Personal information
- Full name: Johana Viveros Mondragón
- Born: 3 April 1994 (age 32) Cali, Colombia

Sport
- Country: Colombia
- Sport: Speed skating

Medal record
Representing Colombia
| Event | 1st | 2nd | 3rd |
| World Championships | 1 | 1 | 0 |
| World Games | 5 | 1 | 1 |
| Pan American Games | 1 | 0 | 0 |
| CAC Games | 3 | 0 | 0 |
| Total | 10 | 2 | 1 |
Women's road inline speed skating
World Championships
| Gold medal – first place | 2023 Vicenza | Marathon |
World Games
| Gold medal – first place | 2017 Wrocław | 20000 m elimination |
| Gold medal – first place | 2022 Birmingham | 15000 m elimination |
| Silver medal – second place | 2022 Birmingham | 10000 m points |
| Bronze medal – third place | 2017 Wrocław | 10000 m points |
Women's track inline speed skating
World Championships
| Silver medal – second place | 2023 Montecchio Maggiore | 10000 m points |
World Games
| Gold medal – first place | 2022 Birmingham | 1000 m sprint |
| Gold medal – first place | 2022 Birmingham | 10000 m elimination |
| Gold medal – first place | 2022 Birmingham | 10000 m points |
Pan American Games
| Gold medal – first place | 2019 Lima | 10000 m elimination |
Central American and Caribbean Games
| Gold medal – first place | 2018 Barranquilla | 1000 m sprint |
| Gold medal – first place | 2018 Barranquilla | 10000 m elimination |
| Gold medal – first place | 2018 Barranquilla | 10000 m points |

= Johana Viveros =

Colombian speed skater

Johana Viveros Mondragón (born 3 April 1994) is a Colombian inline speedskater who has won multiple medals at the Central American and Caribbean Games, Inline Speed Skating World Championships, Pan American Games and World Games.

==Career==
Viveros started skating at the age of 10 in the Alfonso Barberena neighborhood park in Cali.

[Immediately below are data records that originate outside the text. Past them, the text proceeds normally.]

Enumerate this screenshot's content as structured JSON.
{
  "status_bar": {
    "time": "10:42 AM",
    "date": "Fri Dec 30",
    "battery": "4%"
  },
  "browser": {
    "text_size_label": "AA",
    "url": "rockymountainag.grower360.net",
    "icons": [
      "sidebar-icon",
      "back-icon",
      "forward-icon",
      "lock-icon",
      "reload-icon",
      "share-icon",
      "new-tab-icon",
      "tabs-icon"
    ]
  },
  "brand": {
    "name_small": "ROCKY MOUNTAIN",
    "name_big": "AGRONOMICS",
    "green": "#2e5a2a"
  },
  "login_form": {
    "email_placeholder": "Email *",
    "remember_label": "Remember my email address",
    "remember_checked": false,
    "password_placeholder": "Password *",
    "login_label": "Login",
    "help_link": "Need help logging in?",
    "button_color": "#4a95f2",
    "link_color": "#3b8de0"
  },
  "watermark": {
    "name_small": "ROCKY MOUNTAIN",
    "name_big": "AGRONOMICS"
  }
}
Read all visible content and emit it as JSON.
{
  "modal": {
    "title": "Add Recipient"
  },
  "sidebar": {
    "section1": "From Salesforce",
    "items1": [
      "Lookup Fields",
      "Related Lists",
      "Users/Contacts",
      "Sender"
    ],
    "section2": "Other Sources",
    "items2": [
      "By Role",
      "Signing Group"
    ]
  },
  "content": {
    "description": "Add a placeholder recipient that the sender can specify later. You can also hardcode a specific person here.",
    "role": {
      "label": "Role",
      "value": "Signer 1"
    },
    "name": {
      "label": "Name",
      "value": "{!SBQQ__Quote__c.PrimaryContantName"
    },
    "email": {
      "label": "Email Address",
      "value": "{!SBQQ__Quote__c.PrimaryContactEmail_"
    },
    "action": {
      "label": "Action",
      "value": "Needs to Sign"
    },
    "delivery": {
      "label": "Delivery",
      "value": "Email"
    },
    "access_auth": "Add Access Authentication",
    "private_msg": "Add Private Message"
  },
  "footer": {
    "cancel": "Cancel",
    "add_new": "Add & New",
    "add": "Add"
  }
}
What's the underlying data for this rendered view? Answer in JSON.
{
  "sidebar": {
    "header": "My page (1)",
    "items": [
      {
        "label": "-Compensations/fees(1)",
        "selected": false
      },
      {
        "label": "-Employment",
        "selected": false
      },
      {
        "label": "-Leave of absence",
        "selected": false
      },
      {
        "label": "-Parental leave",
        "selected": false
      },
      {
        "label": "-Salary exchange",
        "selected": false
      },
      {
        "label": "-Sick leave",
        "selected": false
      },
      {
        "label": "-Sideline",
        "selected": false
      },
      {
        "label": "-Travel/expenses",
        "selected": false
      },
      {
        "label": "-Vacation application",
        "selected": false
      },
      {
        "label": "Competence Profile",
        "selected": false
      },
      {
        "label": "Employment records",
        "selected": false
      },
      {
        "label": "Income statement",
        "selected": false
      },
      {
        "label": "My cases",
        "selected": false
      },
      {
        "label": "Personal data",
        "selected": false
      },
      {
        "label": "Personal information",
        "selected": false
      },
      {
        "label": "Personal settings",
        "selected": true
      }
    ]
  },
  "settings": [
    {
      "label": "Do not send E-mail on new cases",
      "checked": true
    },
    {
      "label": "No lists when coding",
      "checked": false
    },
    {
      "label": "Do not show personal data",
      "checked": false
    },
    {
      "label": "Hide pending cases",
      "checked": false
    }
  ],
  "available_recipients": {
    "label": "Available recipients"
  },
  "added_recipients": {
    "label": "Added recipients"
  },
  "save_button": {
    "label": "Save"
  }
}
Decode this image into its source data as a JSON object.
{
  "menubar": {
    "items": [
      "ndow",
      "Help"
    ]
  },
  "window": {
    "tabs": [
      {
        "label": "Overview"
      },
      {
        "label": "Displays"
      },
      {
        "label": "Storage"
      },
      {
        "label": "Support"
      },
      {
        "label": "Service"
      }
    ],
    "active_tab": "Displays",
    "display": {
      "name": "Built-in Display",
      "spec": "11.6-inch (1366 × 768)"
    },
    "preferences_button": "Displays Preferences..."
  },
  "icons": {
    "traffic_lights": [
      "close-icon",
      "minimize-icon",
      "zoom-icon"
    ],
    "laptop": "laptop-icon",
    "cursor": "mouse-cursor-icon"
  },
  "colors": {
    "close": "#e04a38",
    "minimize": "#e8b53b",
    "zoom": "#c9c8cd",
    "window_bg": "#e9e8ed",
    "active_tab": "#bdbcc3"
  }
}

She then went on to the Luz Mery Tristán Skating Club where she received a scholarship to continue training. She qualified for the 2015 Pan American Games in Toronto, Canada, but she fractured her elbow. At the 2018 Inline Speed Skating World Championships, she won three gold, two silver and one bronze medals, being the most awarded athlete of the competition and crowned champion along with the national team. At the 2018 Central American and Caribbean Games held in Barranquilla in 2018, she also managed to win three gold medals.

She represented Colombia at the 2022 World Games held in Birmingham, United States. She won medals in both road and track speed skating.